When the Mother showed the moon to save her son…

Kalidasa’s great epic Kumara Sambhava opens with a salutation to Shiva and Parvati where he refers to them as the parents of the world who are as inseparable as a word and its meaning.

In Indian thought, the title of mother is not just restricted to Parvati but to all our goddesses. They tend to their devotees as a mother tends to her child.

Here’s a sthalapurana of a temple from deep down south, where the goddess rushed to the help of her devout son when he needed her most.

So the story goes that sometime in the 18th century AD, there lived a Brahmin named Subramanyam Iyer in a small town called Thirukadaiyur in Tamil Nadu. His town had a famous Shiva temple where the presiding deity was Lord Amrithaghateswar and his consort was Goddess Abhirami.

Subramanyam was a regular visitor to the temple. He was deeply devoted to Goddess Abhirami. So intense was his faith that he saw the goddess in every woman and much to the discomfort and annoyance of the women in his town, he chased them around and showered them with flowers before prostrating at their feet. This quirky behaviour of his earned him the title of a lunatic.

On one new moon day, the local king Sarfoji, came to the temple for a darshan of the goddess. At the sanctum sanctorum of the temple, he found Subramanyam  deep in meditation. Now, the king was used to having people rushing to his beck and call. So, Subramanyam’s complete oblivion to his presence angered him. Sarfoji enquired the locals about Subramanyam and was told that Subramanayam was a mad man.

The king decided to run a test of his own on the man sitting before him. He nudged the meditating Subramanyam and asked him if he knew what day of the lunar month (thithi) it was. Now, everyone knew it was the new moon day (Amavasya), when the night sky would be moon-less and dark. But Subramanyam, whose eyes were fixed on the face of the goddess that looked as bright as the glow of a thousand moons, blurted out that it was a full moon day (Purinma).

Angered by the wrong answer, the king ordered that Subramanyam be punished. As per the king’s order, Subramanyam was to be suspended on a wooden deck hung over a blazing fire with the help of ropes. The deck hosting Subramanyam was to be purged into the fireplace below, at dusk, if the moon did not rise, as he had predicted.

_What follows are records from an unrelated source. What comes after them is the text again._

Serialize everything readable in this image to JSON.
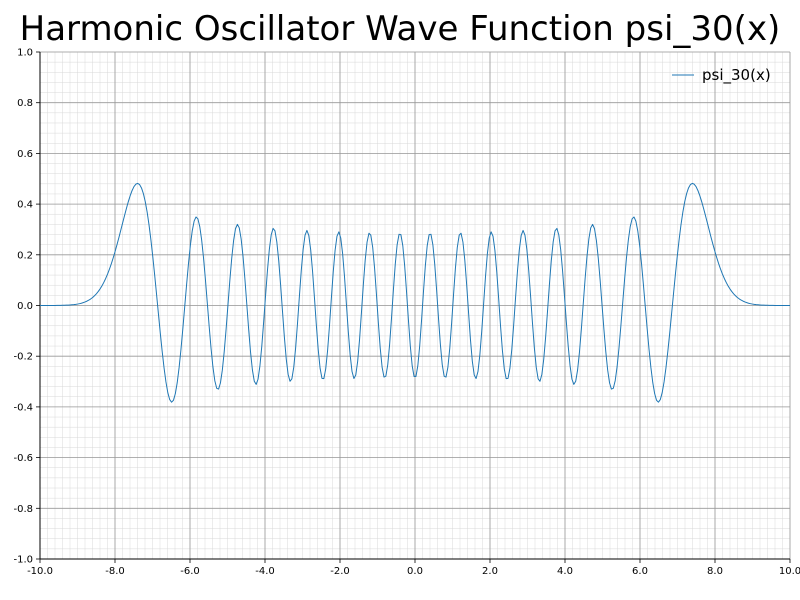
{
  "chart_data": {
    "type": "line",
    "title": "Harmonic Oscillator Wave Function psi_30(x)",
    "xlabel": "",
    "ylabel": "",
    "xlim": [
      -10.0,
      10.0
    ],
    "ylim": [
      -1.0,
      1.0
    ],
    "x_ticks": [
      "-10.0",
      "-8.0",
      "-6.0",
      "-4.0",
      "-2.0",
      "0.0",
      "2.0",
      "4.0",
      "6.0",
      "8.0",
      "10.0"
    ],
    "y_ticks": [
      "-1.0",
      "-0.8",
      "-0.6",
      "-0.4",
      "-0.2",
      "0.0",
      "0.2",
      "0.4",
      "0.6",
      "0.8",
      "1.0"
    ],
    "grid": true,
    "minor_grid": true,
    "legend_position": "top-right",
    "series": [
      {
        "name": "psi_30(x)",
        "color": "#1f77b4",
        "function": "normalized Hermite-Gauss eigenfunction, n = 30",
        "n": 30,
        "x_start": -10.0,
        "x_end": 10.0,
        "samples": 400
      }
    ]
  }
}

But, as happens with all men of god, Subramanyam remained unperturbed! It is said that, it was while hovering over the blazing fire that Subramanyam composed and rendered over a 100 hymns in praise of Goddess Abhirami.

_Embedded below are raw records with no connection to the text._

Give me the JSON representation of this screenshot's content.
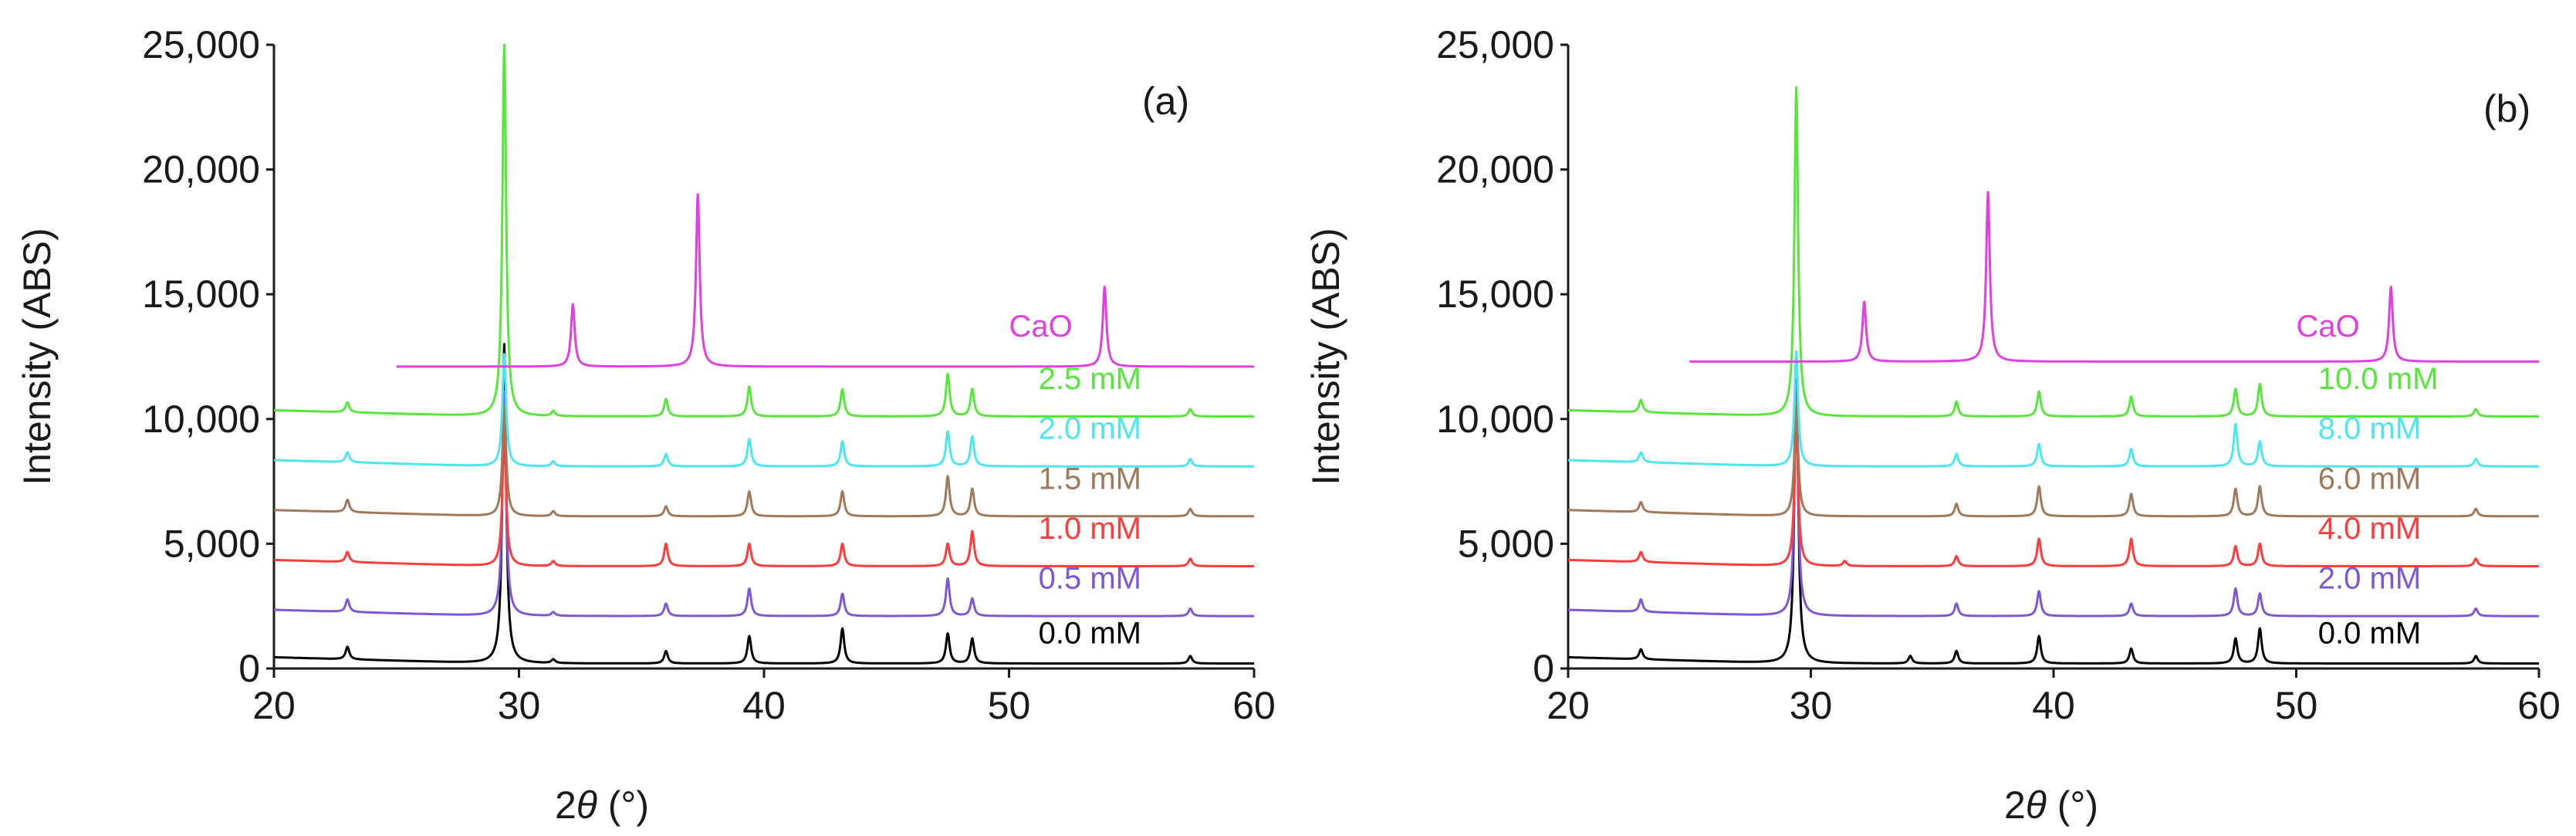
{
  "chart_data": [
    {
      "type": "line",
      "panel_label": "(a)",
      "xlabel_main": "2",
      "xlabel_theta": "θ",
      "xlabel_unit": " (°)",
      "ylabel": "Intensity (ABS)",
      "xlim": [
        20,
        60
      ],
      "ylim": [
        0,
        25000
      ],
      "x_ticks": [
        20,
        30,
        40,
        50,
        60
      ],
      "y_ticks": [
        0,
        5000,
        10000,
        15000,
        20000,
        25000
      ],
      "y_tick_labels": [
        "0",
        "5,000",
        "10,000",
        "15,000",
        "20,000",
        "25,000"
      ],
      "series": [
        {
          "name": "0.0 mM",
          "color": "#000000",
          "baseline": 200,
          "start": 20,
          "end": 60,
          "label_x": 51.2,
          "label_y": 1000,
          "peaks": [
            [
              23.0,
              500
            ],
            [
              29.4,
              12800
            ],
            [
              31.4,
              150
            ],
            [
              36.0,
              500
            ],
            [
              39.4,
              1100
            ],
            [
              43.2,
              1400
            ],
            [
              47.5,
              1200
            ],
            [
              48.5,
              1000
            ],
            [
              57.4,
              300
            ]
          ]
        },
        {
          "name": "0.5 mM",
          "color": "#7e57d6",
          "baseline": 2100,
          "start": 20,
          "end": 60,
          "label_x": 51.2,
          "label_y": 3200,
          "peaks": [
            [
              23.0,
              500
            ],
            [
              29.4,
              9000
            ],
            [
              31.4,
              150
            ],
            [
              36.0,
              500
            ],
            [
              39.4,
              1100
            ],
            [
              43.2,
              900
            ],
            [
              47.5,
              1500
            ],
            [
              48.5,
              700
            ],
            [
              57.4,
              300
            ]
          ]
        },
        {
          "name": "1.0 mM",
          "color": "#ff3b3b",
          "baseline": 4100,
          "start": 20,
          "end": 60,
          "label_x": 51.2,
          "label_y": 5200,
          "peaks": [
            [
              23.0,
              400
            ],
            [
              29.4,
              5300
            ],
            [
              31.4,
              200
            ],
            [
              36.0,
              900
            ],
            [
              39.4,
              900
            ],
            [
              43.2,
              900
            ],
            [
              47.5,
              900
            ],
            [
              48.5,
              1400
            ],
            [
              57.4,
              300
            ]
          ]
        },
        {
          "name": "1.5 mM",
          "color": "#a0785a",
          "baseline": 6100,
          "start": 20,
          "end": 60,
          "label_x": 51.2,
          "label_y": 7200,
          "peaks": [
            [
              23.0,
              500
            ],
            [
              29.4,
              4500
            ],
            [
              31.4,
              200
            ],
            [
              36.0,
              400
            ],
            [
              39.4,
              1000
            ],
            [
              43.2,
              1000
            ],
            [
              47.5,
              1600
            ],
            [
              48.5,
              1100
            ],
            [
              57.4,
              300
            ]
          ]
        },
        {
          "name": "2.0 mM",
          "color": "#4de6f0",
          "baseline": 8100,
          "start": 20,
          "end": 60,
          "label_x": 51.2,
          "label_y": 9200,
          "peaks": [
            [
              23.0,
              400
            ],
            [
              29.4,
              4500
            ],
            [
              31.4,
              200
            ],
            [
              36.0,
              500
            ],
            [
              39.4,
              1100
            ],
            [
              43.2,
              1000
            ],
            [
              47.5,
              1400
            ],
            [
              48.5,
              1200
            ],
            [
              57.4,
              300
            ]
          ]
        },
        {
          "name": "2.5 mM",
          "color": "#58e63c",
          "baseline": 10100,
          "start": 20,
          "end": 60,
          "label_x": 51.2,
          "label_y": 11200,
          "peaks": [
            [
              23.0,
              400
            ],
            [
              29.4,
              14900
            ],
            [
              31.4,
              200
            ],
            [
              36.0,
              700
            ],
            [
              39.4,
              1200
            ],
            [
              43.2,
              1100
            ],
            [
              47.5,
              1700
            ],
            [
              48.5,
              1100
            ],
            [
              57.4,
              300
            ]
          ]
        },
        {
          "name": "CaO",
          "color": "#e040e0",
          "baseline": 12100,
          "start": 25,
          "end": 60,
          "label_x": 50.0,
          "label_y": 13300,
          "peaks": [
            [
              32.2,
              2500
            ],
            [
              37.3,
              6900
            ],
            [
              53.9,
              3200
            ]
          ]
        }
      ]
    },
    {
      "type": "line",
      "panel_label": "(b)",
      "xlabel_main": "2",
      "xlabel_theta": "θ",
      "xlabel_unit": " (°)",
      "ylabel": "Intensity (ABS)",
      "xlim": [
        20,
        60
      ],
      "ylim": [
        0,
        25000
      ],
      "x_ticks": [
        20,
        30,
        40,
        50,
        60
      ],
      "y_ticks": [
        0,
        5000,
        10000,
        15000,
        20000,
        25000
      ],
      "y_tick_labels": [
        "0",
        "5,000",
        "10,000",
        "15,000",
        "20,000",
        "25,000"
      ],
      "series": [
        {
          "name": "0.0 mM",
          "color": "#000000",
          "baseline": 200,
          "start": 20,
          "end": 60,
          "label_x": 50.9,
          "label_y": 1000,
          "peaks": [
            [
              23.0,
              400
            ],
            [
              29.4,
              12500
            ],
            [
              34.1,
              300
            ],
            [
              36.0,
              500
            ],
            [
              39.4,
              1100
            ],
            [
              43.2,
              600
            ],
            [
              47.5,
              1000
            ],
            [
              48.5,
              1400
            ],
            [
              57.4,
              300
            ]
          ]
        },
        {
          "name": "2.0 mM",
          "color": "#7e57d6",
          "baseline": 2100,
          "start": 20,
          "end": 60,
          "label_x": 50.9,
          "label_y": 3200,
          "peaks": [
            [
              23.0,
              500
            ],
            [
              29.4,
              9300
            ],
            [
              36.0,
              500
            ],
            [
              39.4,
              1000
            ],
            [
              43.2,
              500
            ],
            [
              47.5,
              1100
            ],
            [
              48.5,
              900
            ],
            [
              57.4,
              300
            ]
          ]
        },
        {
          "name": "4.0 mM",
          "color": "#ff3b3b",
          "baseline": 4100,
          "start": 20,
          "end": 60,
          "label_x": 50.9,
          "label_y": 5200,
          "peaks": [
            [
              23.0,
              400
            ],
            [
              29.4,
              6000
            ],
            [
              31.4,
              200
            ],
            [
              36.0,
              400
            ],
            [
              39.4,
              1100
            ],
            [
              43.2,
              1100
            ],
            [
              47.5,
              800
            ],
            [
              48.5,
              900
            ],
            [
              57.4,
              300
            ]
          ]
        },
        {
          "name": "6.0 mM",
          "color": "#a0785a",
          "baseline": 6100,
          "start": 20,
          "end": 60,
          "label_x": 50.9,
          "label_y": 7200,
          "peaks": [
            [
              23.0,
              400
            ],
            [
              29.4,
              4600
            ],
            [
              36.0,
              500
            ],
            [
              39.4,
              1200
            ],
            [
              43.2,
              900
            ],
            [
              47.5,
              1100
            ],
            [
              48.5,
              1200
            ],
            [
              57.4,
              300
            ]
          ]
        },
        {
          "name": "8.0 mM",
          "color": "#4de6f0",
          "baseline": 8100,
          "start": 20,
          "end": 60,
          "label_x": 50.9,
          "label_y": 9200,
          "peaks": [
            [
              23.0,
              400
            ],
            [
              29.4,
              4600
            ],
            [
              36.0,
              500
            ],
            [
              39.4,
              900
            ],
            [
              43.2,
              700
            ],
            [
              47.5,
              1700
            ],
            [
              48.5,
              1000
            ],
            [
              57.4,
              300
            ]
          ]
        },
        {
          "name": "10.0 mM",
          "color": "#58e63c",
          "baseline": 10100,
          "start": 20,
          "end": 60,
          "label_x": 50.9,
          "label_y": 11200,
          "peaks": [
            [
              23.0,
              500
            ],
            [
              29.4,
              13200
            ],
            [
              36.0,
              600
            ],
            [
              39.4,
              1000
            ],
            [
              43.2,
              800
            ],
            [
              47.5,
              1100
            ],
            [
              48.5,
              1300
            ],
            [
              57.4,
              300
            ]
          ]
        },
        {
          "name": "CaO",
          "color": "#e040e0",
          "baseline": 12300,
          "start": 25,
          "end": 60,
          "label_x": 50.0,
          "label_y": 13300,
          "peaks": [
            [
              32.2,
              2400
            ],
            [
              37.3,
              6800
            ],
            [
              53.9,
              3000
            ]
          ]
        }
      ]
    }
  ]
}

After each hymn was rendered, the deck was lowered further. The onlookers waited with bated breath to see what would happen!

Legend has it that just as Subramanyam finished rendering his seventy-ninth hymn, Goddess Abhirami appeared before him, removed her resplendent earring and threw it at the sky where it shone like the silvery moon!

Subramanyam’s words had indeed come true!

On a supposedly no-moon night, there was now a round silvery moon that shone like a brilliant jewel, turning an otherwise dark night sky into a brightly lit celestial canvas.

The king, who witnessed this miracle, realised the extreme devotion of Subramanya Iyer, sought his forgiveness, and set him free.

From that day, Subramanyam came to be known as Abhirami Bhattar. The hymns he composed are known as Abhirami Andhadhi, an exquisite piece of devotional poetry, where every verse starts with the same word that the previous verse ends in.

Abhirami Andhadhi is still read and rendered by millions of Tamils even today. It is believed that rendering these hymns on full moon and new moon days can make the great mother grant the most impossible of her children’s dreams!